Firstly we might notice that the diagram has an area shaded between lines which could be \(x=a\) and \(x = b\), so this could be represented by an integral between \(a\) and \(b\). The curve appears to be a semicircle with radius \(1\). A unit circle has equation \(x^2 + y^2 = 1\), but if this is rearranged to find \(y\) then we get \(y = \pm\sqrt{1-x^2}\). The positive root, gives us a semicircle above the \(x\)-axis as all the \(y\)-values must be positive. Therefore the shaded area is represented by the integral \[\displaystyle{\int_a^b \sqrt{1-x^2} \, dx},\] which we have already worked out using the substitution \(x = \cos \theta\) to get \[\displaystyle{\int_a^b \sqrt{1-x^2} \, dx} = \frac{1}{2}b\sqrt{1-b^2} – \frac{1}{2}\arccos b – \frac{1}{2}a\sqrt{1-a^2} + \frac{1}{2}\arccos a.\]

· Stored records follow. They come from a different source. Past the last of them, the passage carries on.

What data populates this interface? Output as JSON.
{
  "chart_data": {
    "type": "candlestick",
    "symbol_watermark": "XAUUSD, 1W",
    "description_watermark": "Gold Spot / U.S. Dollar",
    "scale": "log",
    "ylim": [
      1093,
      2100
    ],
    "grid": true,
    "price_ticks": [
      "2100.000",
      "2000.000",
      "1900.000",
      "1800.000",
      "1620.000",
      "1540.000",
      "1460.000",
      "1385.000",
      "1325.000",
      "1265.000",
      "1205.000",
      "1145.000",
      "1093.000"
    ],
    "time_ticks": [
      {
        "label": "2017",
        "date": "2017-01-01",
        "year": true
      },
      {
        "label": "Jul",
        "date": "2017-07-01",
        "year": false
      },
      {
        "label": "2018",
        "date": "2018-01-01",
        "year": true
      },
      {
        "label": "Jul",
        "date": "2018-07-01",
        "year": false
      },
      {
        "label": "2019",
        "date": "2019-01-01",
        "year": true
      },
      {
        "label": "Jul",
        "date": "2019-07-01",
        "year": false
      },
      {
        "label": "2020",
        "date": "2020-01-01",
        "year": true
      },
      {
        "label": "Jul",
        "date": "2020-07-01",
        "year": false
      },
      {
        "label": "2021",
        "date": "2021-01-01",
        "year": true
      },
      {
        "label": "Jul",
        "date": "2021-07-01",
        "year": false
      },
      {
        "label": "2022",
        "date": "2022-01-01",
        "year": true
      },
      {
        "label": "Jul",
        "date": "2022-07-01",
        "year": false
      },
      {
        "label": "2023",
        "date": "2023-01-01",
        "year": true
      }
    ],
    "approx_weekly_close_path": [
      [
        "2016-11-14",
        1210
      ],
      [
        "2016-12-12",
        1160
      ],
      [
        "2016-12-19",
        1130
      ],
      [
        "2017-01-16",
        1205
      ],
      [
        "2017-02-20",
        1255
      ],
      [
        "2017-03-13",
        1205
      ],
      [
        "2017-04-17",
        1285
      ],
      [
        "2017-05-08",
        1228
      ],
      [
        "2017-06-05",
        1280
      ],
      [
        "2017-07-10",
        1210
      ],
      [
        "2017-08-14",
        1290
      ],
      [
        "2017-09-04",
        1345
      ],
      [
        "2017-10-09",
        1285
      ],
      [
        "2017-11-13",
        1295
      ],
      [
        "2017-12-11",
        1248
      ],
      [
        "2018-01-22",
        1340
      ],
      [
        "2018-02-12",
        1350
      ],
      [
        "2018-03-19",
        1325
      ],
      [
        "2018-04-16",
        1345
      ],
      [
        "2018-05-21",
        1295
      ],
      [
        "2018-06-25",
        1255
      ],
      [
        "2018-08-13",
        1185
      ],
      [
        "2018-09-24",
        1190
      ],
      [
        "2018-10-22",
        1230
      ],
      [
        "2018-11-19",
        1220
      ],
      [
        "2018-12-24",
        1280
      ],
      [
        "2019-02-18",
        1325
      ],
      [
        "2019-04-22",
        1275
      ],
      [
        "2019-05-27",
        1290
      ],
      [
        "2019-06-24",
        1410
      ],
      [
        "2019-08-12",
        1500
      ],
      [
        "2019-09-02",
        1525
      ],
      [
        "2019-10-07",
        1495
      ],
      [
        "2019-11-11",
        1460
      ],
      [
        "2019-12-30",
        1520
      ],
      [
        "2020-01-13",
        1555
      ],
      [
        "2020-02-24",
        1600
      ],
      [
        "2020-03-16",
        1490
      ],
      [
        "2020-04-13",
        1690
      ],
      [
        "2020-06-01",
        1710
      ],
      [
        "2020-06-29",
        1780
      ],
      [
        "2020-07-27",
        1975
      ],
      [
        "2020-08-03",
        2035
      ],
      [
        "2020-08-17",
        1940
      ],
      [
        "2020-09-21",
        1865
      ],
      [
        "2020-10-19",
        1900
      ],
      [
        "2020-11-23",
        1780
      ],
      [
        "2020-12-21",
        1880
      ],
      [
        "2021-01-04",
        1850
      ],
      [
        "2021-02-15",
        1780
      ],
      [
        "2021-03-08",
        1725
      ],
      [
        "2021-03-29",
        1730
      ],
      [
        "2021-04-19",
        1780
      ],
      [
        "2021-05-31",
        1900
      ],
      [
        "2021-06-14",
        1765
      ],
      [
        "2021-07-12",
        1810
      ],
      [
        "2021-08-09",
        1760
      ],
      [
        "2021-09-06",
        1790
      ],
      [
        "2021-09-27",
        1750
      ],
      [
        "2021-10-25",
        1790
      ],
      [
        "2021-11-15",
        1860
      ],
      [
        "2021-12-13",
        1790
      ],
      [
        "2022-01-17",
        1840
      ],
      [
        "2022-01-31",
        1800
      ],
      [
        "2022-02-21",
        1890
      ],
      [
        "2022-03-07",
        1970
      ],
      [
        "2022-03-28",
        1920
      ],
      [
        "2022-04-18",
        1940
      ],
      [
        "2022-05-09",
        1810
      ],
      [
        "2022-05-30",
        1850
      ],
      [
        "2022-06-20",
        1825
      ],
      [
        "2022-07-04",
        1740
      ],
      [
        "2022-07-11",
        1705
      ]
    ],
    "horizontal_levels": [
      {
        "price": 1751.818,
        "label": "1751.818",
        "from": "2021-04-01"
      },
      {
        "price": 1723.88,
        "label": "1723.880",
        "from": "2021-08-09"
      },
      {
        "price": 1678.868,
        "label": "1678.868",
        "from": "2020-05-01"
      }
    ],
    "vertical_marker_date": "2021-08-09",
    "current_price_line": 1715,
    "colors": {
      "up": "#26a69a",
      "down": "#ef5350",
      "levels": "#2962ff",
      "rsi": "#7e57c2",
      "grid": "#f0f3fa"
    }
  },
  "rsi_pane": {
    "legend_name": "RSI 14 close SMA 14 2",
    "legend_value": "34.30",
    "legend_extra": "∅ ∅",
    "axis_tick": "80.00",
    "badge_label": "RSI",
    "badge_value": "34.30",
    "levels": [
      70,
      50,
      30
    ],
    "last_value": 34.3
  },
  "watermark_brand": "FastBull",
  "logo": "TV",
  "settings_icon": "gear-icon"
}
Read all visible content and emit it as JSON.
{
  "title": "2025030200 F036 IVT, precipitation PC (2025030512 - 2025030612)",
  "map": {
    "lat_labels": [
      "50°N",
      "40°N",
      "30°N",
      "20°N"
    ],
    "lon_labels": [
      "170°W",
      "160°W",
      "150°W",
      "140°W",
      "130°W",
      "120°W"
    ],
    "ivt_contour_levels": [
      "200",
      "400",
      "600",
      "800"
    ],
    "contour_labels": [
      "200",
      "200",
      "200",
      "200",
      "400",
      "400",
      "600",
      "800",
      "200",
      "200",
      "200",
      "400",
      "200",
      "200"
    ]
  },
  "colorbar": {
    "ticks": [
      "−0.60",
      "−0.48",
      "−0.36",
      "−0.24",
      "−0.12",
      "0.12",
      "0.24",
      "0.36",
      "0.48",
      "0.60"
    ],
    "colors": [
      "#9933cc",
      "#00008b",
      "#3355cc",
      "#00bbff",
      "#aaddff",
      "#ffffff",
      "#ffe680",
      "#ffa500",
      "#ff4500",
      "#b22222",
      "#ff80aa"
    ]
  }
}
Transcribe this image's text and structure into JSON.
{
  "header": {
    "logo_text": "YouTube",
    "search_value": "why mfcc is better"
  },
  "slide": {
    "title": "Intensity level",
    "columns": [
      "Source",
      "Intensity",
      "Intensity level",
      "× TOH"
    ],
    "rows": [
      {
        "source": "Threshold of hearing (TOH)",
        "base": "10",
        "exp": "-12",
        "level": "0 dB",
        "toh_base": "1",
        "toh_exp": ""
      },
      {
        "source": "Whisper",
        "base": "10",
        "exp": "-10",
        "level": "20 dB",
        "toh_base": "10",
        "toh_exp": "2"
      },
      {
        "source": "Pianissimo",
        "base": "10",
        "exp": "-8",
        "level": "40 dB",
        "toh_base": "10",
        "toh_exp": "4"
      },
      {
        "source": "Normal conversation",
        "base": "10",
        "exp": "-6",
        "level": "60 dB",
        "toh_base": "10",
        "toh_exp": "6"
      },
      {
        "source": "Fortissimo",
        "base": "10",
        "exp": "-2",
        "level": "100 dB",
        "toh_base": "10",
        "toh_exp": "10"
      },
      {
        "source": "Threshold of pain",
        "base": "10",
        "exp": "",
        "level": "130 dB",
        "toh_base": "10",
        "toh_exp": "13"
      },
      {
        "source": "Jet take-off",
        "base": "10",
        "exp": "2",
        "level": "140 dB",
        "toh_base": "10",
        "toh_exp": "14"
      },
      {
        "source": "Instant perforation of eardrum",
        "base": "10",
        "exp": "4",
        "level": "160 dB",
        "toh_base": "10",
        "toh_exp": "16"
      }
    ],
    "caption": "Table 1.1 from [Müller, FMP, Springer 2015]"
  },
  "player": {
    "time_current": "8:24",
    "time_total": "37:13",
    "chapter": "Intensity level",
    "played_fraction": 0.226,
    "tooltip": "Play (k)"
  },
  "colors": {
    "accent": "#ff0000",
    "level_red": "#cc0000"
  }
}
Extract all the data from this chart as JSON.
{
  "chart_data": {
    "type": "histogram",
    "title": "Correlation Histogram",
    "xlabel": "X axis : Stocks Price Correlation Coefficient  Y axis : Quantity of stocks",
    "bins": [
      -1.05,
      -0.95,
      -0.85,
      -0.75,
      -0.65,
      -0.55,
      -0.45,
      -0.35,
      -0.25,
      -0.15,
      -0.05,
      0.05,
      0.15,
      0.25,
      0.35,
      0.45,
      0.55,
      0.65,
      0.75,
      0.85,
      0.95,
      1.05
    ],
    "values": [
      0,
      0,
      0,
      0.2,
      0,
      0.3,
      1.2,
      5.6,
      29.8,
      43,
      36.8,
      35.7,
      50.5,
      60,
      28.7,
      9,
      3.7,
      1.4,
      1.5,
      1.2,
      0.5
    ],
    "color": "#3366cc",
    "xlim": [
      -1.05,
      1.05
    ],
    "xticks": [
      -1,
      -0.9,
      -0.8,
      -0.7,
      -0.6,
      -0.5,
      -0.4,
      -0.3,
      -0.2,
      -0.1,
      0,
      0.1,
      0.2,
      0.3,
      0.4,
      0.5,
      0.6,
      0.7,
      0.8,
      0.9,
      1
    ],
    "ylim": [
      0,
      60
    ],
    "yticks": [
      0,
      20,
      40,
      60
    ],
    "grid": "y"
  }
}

#### Finding the area with geometry

As it is part of a semicircle, we can break the area down into more familiar shapes. We can find the area of the triangle and the sector shaded below.

The green triangle has area \(\frac{1}{2}b\sqrt{1-b^2}\) and the orange sector has area \(\frac{1}{2}(\arccos a – \arccos b)\), (to see why, look at the suggestion section). We can also find the area of the triangle with base \(a\) which is \(\frac{1}{2}a\sqrt{1-a^2}\).

The total area is found by adding the orange sector and the green triangle with base \(b\), then subtracting the triangle with base \(a\). This gives us \[\frac{1}{2}b\sqrt{1-b^2} + \frac{1}{2}(\arccos a – \arccos b) – \frac{1}{2}a\sqrt{1-a^2}.\]

The geometric pieces can be thought about in a number of ways. You might have started from the answer of the integral which can be written in the form \[\displaystyle{\int_a^b \sqrt{1-x^2} \, dx} = F(b) – F(a),\] where \(F(b) = \frac{1}{2}b\sqrt{1-b^2} – \frac{1}{2}\arccos b\) and \(F(a) = \frac{1}{2}a\sqrt{1-a^2} – \frac{1}{2}\arccos a.\)

Can you see which areas are represented by \(F(b)\) and \(F(a)\)?